As children increasingly turn to online learning applications, lawmakers highlight the need for the FTC to ensure young students are not harmed by manipulative education offerings
 
Washington (February 26, 2021) – Senator Edward J. Markey (D-Mass.) and Congresswoman Kathy Castor (FL-14) today sent a letter to the Federal Trade Commission (FTC) urging it to investigate new evidence that the education technology company Prodigy Education may have violated Section 5 of the FTC Act. The lawmakers express their concerns that Prodigy Education engaged in unfair and deceptive practices in its math game designed for first-grade through eighth-grade students. New findings outlined in a recent complaint filed with the FTC suggest that Prodigy Education is misleadingly marketing its product as free, manipulating children and families into making purchases, and publishing unsupported claims about its product's educational benefits. 

As children increasingly turn to online learning applications during the coronavirus pandemic, education technology companies have greater opportunities to take advantage of them and their families for commercial gain,” the lawmakers write in their letter to the FTC.  Children are a uniquely vulnerable population online, and the Federal Trade Commission (FTC) must use all of its authority to protect young internet users, particularly during this period of heavy reliance on distance learning.” 
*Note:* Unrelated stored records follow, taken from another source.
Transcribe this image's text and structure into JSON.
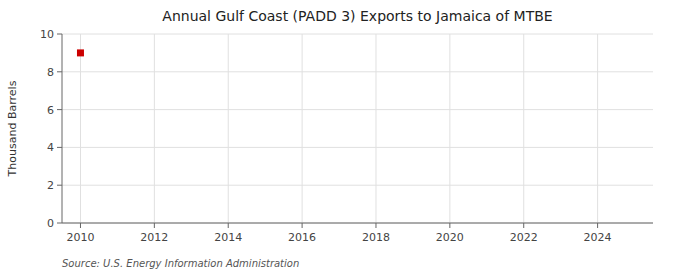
{
  "chart_data": {
    "type": "scatter",
    "title": "Annual Gulf Coast (PADD 3) Exports to Jamaica of MTBE",
    "ylabel": "Thousand Barrels",
    "annotation": "Source: U.S. Energy Information Administration",
    "x": [
      2010
    ],
    "values": [
      9
    ],
    "color": "#cc0000",
    "marker": "square",
    "xlim": [
      2009.5,
      2025.5
    ],
    "ylim": [
      0,
      10
    ],
    "xticks": [
      2010,
      2012,
      2014,
      2016,
      2018,
      2020,
      2022,
      2024
    ],
    "yticks": [
      0,
      2,
      4,
      6,
      8,
      10
    ],
    "grid": true
  }
}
A copy of the lawmakers’ letter can be found HERE.
 
While marketed as a free learning program, students are led into upgrading to a paid premium version of the Prodigy program, which could cost families more than $100 a year. The game makes the most desirable or interesting prizes only available to those with a premium membership and constantly reminds children what their peers are purchasing throughout the program. While the game also promises to be more effective at helping students learn math, Prodigy does not instruct children on math skills, but rather only offers practice problems.
 
Against the backdrop of the rise in distance learning, Senator Markey has previously called on the FTC to launch an investigation into children’s data practices in the education technology sector and urged the FTC and Department of Education to jointly issue guidance to education technology companies and parents regarding student privacy protection during the coronavirus pandemic.